On the eve of a court martial and possible death sentence on the Western Front, Tommo Peaceful (George Mackay) looks back on his life – a bucolic, but blighted Devon childhood, his protective older brother Charlie (Jack O’Connell), and the gamekeeper’s daughter (Alexandra Roach) who stole both their hearts.

Though its narrative takes in family tragedy, pre-war poverty and the senselessness of a military force executing its own men for supposed cowardice, Private Peaceful’s a remarkably bloodless film. The production’s budget looks to have been miniscule – with over 100 investors stumping up small sums to finance the shoot – and while intimacy’s a laudable approach when it comes to character interaction, any sense of jeopardy is lost from trench warfare scenes when only about 20 soldiers seem to be fighting the battle.

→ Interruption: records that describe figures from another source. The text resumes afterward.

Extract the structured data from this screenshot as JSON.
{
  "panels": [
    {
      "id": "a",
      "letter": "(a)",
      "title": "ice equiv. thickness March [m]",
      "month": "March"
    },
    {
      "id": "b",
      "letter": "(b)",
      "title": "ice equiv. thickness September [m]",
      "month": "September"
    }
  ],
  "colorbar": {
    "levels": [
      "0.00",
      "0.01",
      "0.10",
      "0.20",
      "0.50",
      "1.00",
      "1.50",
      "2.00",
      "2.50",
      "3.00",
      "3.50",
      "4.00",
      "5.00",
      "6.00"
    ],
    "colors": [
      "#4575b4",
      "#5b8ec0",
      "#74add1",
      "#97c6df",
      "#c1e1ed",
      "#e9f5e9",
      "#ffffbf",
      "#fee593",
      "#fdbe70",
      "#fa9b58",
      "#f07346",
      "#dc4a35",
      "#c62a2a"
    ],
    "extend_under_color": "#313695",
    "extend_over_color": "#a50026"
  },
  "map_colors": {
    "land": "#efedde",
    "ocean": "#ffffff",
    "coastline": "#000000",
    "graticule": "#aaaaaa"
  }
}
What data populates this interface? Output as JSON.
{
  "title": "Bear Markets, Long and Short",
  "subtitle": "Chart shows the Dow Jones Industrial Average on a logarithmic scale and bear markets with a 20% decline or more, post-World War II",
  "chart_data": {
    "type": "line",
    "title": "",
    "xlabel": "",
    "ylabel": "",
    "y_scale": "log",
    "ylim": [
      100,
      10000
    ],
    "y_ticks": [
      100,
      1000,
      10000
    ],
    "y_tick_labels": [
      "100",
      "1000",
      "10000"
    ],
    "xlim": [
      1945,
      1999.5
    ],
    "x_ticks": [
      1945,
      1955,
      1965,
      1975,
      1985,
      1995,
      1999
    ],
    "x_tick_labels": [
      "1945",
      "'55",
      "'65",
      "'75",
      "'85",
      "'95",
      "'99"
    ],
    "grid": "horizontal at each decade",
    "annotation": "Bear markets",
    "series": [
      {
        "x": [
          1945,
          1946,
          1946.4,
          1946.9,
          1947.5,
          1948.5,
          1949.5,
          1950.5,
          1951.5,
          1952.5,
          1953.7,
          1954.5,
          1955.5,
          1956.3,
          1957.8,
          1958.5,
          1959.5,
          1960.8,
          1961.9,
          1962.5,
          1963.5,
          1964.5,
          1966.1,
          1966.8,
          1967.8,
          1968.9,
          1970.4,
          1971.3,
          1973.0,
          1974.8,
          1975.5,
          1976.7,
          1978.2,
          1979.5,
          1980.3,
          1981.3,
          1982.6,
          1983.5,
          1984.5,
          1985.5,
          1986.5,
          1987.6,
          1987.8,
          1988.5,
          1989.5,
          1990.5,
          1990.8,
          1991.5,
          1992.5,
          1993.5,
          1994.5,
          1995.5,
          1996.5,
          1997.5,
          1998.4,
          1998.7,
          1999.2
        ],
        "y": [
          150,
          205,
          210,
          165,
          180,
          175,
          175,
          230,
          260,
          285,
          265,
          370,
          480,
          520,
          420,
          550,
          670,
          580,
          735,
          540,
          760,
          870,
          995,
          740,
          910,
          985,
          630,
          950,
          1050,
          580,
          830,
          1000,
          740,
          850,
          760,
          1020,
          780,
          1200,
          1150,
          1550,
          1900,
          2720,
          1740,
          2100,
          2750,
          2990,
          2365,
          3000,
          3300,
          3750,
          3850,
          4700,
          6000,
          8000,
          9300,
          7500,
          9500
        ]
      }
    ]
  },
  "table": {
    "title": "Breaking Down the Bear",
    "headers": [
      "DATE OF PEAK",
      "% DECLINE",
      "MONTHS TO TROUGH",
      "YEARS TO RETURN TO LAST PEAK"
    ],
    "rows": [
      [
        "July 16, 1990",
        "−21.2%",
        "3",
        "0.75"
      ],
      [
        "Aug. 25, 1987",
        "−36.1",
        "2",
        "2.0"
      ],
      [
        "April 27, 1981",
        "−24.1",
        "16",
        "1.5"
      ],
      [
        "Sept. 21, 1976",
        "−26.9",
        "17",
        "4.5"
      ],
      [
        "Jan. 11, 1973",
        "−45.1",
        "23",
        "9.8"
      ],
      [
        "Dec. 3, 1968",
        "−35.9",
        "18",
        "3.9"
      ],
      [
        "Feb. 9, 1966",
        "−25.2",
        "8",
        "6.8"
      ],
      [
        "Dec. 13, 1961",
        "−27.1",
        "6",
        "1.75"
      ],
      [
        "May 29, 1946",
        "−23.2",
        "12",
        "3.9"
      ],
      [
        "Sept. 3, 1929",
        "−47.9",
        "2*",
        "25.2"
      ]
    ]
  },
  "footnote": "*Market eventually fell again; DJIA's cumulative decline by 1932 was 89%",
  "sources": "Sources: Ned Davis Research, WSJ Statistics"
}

A funereally paced first act in the Devon countryside delays the introduction of the excellent O’Connell and Mackay as our leads and Simon Reade’s screenplay, adapted from his play of Morpurgo’s novel, veers between signposting dialogue and unconvincing melodrama. There’s a sweet scene in which the young Tommo, Charlie and Molly play together in a babbling brook – only for the heart-warming tone of the scene to topple when Molly blurts ‘I want to die because no day could be as good as today’, just to make it really clear that these characters are happy but in the future they won’t be.

Once war’s broken out, with Tommo keen to join and the more level-headed Charlie politically opposed to the conflict, the emotional blackmail of the military’s recruitment drive is smartly depicted in a town square scene. Sadly, the Sunday serial childishness of the piece comes into play again here, as a genuinely terrible elderly actress hammers home the point of the sequence by theatrically screaming ‘Coward!’ at the initially dithering Tommo.

It’s frustrating, as Morpurgo’s sensitivity and ability to humanise an inhuman event should allow for poignancy. There’s quality in front of the camera, with John Lynch barking to great effect as a harried drill sergeant, Maxine Peake an affecting single mother and Richard Griffiths and Frances de la Tour permitted a brief reunion of their History Boys double act. And though the innately physical O’Connell would have been a better fit as Tommo than Mackay, there’s a convincing filial chemistry between the two.

Private Peaceful has important messages to teach young viewers about the madness of war but it belongs in ITV’s autumn scheduling, not on the big screen.